Graphis tetralocularis

Scientific classification
- Kingdom: Fungi
- Division: Ascomycota
- Class: Lecanoromycetes
- Order: Graphidales
- Family: Graphidaceae
- Genus: Graphis
- Species: G. tetralocularis
- Binomial name: Graphis tetralocularis C.Bock & M.Hauck (2005)

= Graphis tetralocularis =

- Genus: Graphis (lichen)
- Species: tetralocularis
- Authority: C.Bock & M.Hauck (2005)

Species of lichen-forming fungus

Graphis tetralocularis is a species of crustose lichen in the family Graphidaceae.

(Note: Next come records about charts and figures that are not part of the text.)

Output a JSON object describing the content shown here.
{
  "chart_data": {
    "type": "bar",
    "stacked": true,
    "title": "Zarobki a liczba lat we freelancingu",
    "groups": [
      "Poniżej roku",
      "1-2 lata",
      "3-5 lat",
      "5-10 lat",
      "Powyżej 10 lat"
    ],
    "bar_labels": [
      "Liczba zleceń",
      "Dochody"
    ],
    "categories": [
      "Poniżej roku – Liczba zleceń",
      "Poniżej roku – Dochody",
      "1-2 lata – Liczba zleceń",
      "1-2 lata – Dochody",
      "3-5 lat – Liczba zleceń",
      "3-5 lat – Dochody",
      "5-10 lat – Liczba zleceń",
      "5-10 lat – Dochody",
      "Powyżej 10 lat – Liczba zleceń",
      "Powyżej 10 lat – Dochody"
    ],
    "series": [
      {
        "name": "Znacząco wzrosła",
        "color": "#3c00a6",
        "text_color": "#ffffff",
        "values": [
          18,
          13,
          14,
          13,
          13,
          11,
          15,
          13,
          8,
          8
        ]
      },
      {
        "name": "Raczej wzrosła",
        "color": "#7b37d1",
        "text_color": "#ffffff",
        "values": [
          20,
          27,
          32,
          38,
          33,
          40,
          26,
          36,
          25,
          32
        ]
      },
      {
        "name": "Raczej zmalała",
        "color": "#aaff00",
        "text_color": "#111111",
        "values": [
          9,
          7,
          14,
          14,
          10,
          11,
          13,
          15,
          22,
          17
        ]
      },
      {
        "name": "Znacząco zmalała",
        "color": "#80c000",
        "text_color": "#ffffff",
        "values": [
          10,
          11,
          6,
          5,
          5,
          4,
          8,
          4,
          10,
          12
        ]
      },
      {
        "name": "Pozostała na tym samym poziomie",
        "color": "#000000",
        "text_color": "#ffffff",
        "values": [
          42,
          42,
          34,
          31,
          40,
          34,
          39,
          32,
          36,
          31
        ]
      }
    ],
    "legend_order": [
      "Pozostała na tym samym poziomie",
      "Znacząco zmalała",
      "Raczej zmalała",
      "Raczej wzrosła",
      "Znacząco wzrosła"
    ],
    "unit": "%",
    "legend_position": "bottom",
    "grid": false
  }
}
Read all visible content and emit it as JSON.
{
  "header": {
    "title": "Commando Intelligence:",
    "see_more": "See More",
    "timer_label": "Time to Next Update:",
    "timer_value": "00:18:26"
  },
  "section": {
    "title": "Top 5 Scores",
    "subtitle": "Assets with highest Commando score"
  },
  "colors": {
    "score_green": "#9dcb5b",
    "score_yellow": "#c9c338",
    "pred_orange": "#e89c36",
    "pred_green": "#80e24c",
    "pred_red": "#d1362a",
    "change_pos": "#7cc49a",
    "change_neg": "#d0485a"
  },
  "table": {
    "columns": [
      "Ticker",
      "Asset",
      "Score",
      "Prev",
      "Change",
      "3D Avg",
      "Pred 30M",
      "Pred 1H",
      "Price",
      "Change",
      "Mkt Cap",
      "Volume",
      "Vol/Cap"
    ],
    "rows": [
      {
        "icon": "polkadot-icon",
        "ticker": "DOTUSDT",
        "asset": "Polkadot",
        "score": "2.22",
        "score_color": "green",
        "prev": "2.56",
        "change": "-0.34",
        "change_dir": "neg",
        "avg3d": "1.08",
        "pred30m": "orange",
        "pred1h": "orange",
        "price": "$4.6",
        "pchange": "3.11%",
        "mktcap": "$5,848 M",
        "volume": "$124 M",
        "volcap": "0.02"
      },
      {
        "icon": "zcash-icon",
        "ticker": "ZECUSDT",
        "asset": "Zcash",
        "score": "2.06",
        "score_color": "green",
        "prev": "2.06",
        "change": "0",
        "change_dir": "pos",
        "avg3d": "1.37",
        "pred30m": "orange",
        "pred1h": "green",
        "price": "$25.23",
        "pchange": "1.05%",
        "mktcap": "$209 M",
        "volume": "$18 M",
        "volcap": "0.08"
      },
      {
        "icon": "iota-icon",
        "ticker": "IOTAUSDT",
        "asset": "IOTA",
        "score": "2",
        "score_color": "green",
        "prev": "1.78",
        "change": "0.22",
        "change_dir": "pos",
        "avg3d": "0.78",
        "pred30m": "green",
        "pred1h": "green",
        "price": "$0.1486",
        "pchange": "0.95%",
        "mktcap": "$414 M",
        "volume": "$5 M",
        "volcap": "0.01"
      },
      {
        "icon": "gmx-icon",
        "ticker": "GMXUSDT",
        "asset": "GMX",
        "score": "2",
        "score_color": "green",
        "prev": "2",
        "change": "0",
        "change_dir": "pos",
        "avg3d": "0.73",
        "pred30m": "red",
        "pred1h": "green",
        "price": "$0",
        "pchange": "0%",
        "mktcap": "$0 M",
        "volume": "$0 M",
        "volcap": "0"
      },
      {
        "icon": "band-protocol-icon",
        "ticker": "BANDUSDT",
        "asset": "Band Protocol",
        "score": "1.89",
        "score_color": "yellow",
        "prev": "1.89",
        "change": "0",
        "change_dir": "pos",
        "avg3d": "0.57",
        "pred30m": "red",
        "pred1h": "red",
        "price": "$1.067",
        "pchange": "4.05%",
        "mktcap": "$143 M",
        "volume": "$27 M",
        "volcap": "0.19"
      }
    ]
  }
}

Found in Rwanda, it was formally described as a new species in 2005 by Christina Bock and Markus Hauck. The type specimen was collected by the first author from Akagera National Park at an altitude of 1369 m; here it was found growing on a twig of a Nuxia floribunda tree. It is only known to occur at the type locality, which is a dry forest dominated by the trees Nuxia floribunda, Haplocoelum gallense, and Strychnos usambarensis. The lichen has a thin, smooth, whitish grey to grey-green crustose thallus. The specific epithet tetralocularis refers to the unusual morphology of its four-chambered ascospores. Graphis tetralocularis contains trace amounts of atranorin, a secondary chemical that can be detected using the technique of thin-layer chromatography.